Manifestos hold little for waste-watchers

16th April 2015 Posted by

Waste-watchers scouring the main parties’ 2015 election manifestos for evidence of a “Damascene conversion” to the circular economy and resource efficiency will find lean pickings, and probably view what little there is with a degree of cynicism.

The Labour party manifesto makes no mention of our sector, instead concentrating its environmental pledges on carbon reduction and energy management in the context of combatting climate change. A charitable reader might infer an oblique reference to our sector in Labour’s commitment to support the green economy, by creating a million new green jobs and by giving the Green Investment Bank “additional powers so that it can invest in green businesses and technology”, but that is about all.

The Conservative party manifesto claims that “We have been the greenest government ever” owing to the creation of the Green Investment Bank (an achievement also appropriated by the Liberal Democrats) and driving forward nuclear and renewable energy projects. No mention of wider resource efficiency issues or of resource security, despite committing continued support for its “Eight Great Technologies … where Britain is set to be a global leader.”

Worryingly the Conservatives will “change the [planning] law so that local people have the final say on windfarm applications”. A crowd-pleaser no doubt, but any extension of this principle to other locally sensitive activities (such as in the waste sector) will all but emasculate the new builds that the circular economy will require.

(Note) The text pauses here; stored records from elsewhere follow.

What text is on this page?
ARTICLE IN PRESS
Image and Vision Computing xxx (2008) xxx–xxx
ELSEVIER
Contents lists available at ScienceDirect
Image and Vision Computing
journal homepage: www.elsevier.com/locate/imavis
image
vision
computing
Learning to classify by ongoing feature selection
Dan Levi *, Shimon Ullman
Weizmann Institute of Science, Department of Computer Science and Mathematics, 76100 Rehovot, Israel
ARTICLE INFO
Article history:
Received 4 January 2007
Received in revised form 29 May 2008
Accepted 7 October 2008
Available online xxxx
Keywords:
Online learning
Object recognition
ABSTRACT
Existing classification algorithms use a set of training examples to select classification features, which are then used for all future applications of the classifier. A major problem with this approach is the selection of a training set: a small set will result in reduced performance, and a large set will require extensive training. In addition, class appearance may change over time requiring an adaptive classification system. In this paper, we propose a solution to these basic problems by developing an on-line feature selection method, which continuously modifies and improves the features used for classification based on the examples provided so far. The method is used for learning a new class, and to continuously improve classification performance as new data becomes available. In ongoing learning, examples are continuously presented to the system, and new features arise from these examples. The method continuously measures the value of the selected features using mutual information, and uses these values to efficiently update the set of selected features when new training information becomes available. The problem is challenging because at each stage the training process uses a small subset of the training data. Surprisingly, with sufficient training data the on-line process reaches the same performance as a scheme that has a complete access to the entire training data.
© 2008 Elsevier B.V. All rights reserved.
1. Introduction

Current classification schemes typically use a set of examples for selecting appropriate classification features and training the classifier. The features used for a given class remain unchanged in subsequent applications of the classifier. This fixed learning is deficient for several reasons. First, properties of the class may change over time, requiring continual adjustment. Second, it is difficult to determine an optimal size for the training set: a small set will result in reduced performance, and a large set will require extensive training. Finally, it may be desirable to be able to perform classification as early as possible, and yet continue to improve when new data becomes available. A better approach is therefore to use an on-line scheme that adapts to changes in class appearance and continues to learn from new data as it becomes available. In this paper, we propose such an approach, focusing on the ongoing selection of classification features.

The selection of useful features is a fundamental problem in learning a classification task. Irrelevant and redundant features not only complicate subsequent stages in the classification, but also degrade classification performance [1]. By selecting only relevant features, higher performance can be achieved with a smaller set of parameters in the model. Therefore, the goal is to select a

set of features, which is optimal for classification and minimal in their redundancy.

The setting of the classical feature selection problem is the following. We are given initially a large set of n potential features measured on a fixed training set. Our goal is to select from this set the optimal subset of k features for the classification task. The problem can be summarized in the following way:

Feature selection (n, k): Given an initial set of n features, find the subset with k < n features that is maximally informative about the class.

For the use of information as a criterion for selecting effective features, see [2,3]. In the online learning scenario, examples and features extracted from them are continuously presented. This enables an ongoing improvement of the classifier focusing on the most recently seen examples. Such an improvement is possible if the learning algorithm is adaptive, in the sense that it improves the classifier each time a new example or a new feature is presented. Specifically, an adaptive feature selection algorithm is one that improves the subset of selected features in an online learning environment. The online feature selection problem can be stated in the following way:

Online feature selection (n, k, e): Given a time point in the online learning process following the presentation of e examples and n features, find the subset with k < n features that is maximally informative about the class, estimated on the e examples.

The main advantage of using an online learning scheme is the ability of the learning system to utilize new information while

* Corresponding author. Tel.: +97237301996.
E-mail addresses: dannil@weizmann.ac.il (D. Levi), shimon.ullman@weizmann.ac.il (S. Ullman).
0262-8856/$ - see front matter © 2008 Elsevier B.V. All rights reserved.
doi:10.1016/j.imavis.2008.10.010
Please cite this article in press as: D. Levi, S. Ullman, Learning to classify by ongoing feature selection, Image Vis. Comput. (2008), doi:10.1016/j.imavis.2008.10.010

The Liberal Democrat manifesto explicitly mentions the circular economy, and broadly follows their pre-manifesto pledges, for instance committing to the introduction of a Resource Efficiency and Zero Waste Act, similar in scope and design to the proposal by SUEZ environnement for a UK Resource Management Act. The Lib Dems also commit to reinstating the Landfill Tax escalator, consulting on an Incineration Tax, establishing “a statutory waste recycling target of 70% in England”, and further encouraging anaerobic digestion by extending separate food waste collections to at least 90% of homes by 2020.  Unfortunately, if the Lib Dems form part of the next government, it is most likely to be as a partner in coalition. The performance of the Lib Dems in the current post of Minister for Resource Management does not bode well for its party commitments on waste and resources.

At the time of writing, news reports suggest that UKIP is out-polling the Lib Dems and its 2015 manifesto, Believe in Britain, contains only one solitary nod to the resource management sector – a reinstatement of weekly bin collections for those who have “lost and want them”.

As far as the wider environmental issues go, UKIP’s headline pledge to scrap the 2008 Climate Change Act, to facilitate the re-introduction of “low-cost fossil fuels” – perhaps tells us all we need to know about their attitudes towards environmental sustainability.

The Green Party manifesto predictably spends the most time on environmental issues – particularly energy policy and climate change – though waste gets a mention. The Greens will “aim to recycle” 70% of domestic waste by 2020 (a tall order given our struggle to reach even 50% by 2020) and ban the landfilling of organic waste. They will also increase national spending on “recycling and waste disposal” by £4 billion a year “so we can do away with damaging incineration and landfill”. Clearly the battles of the distant past are still fresh in the minds of Green Party waste strategists.

Under the banner “Greens in power carry out our policies”, their manifesto lauds the creation of accessible public spaces in Brighton as a success, but fails to mention their less than stellar stewardship of waste management in Brighton – in 2013/14, the Council’s recycling rate was 25%, placing it among the poorer local authority performers.

The contrast with the main party manifestos of 2010 is striking. All of them referred to waste management. The Lib Dems pledged to “use the substantial purchasing power of government to expand the markets for green products and technologies” (what happened to that?). Labour promised to ban recyclable and biodegradable materials from landfill and introduce ‘recycling on the go’. The Conservatives committed to introduce a Responsibility Deal on waste, reward schemes for householders, and to set a floor for landfill tax (all achieved).

What should we make of all this? Clearly, this time round the environment only figures as a peripheral issue in the electoral calculations of the main parties. Given the challenges our economy has faced, this should come as no surprise, though it does point up the futility of worthy but seemingly toothless pre-election policy reviews such as the Conservatives’ 2020 Group’s Sweating our Assets, and Labour’s Resource Security – Growth and Jobs from Waste Industries in shaping actual manifesto commitments. The Lib Dem manifesto stands out in this regard, though whether the opportunity to put their commitments into practice arises is another matter.

But a more positive view is that there is still all to play for. Any incoming UK Government will want to firm up on its strategy for waste and resources, so our sector needs to get its act together and stand ready to present clear, consensual policies across the supply chain, designed to stimulate UK jobs and sustainable economic growth.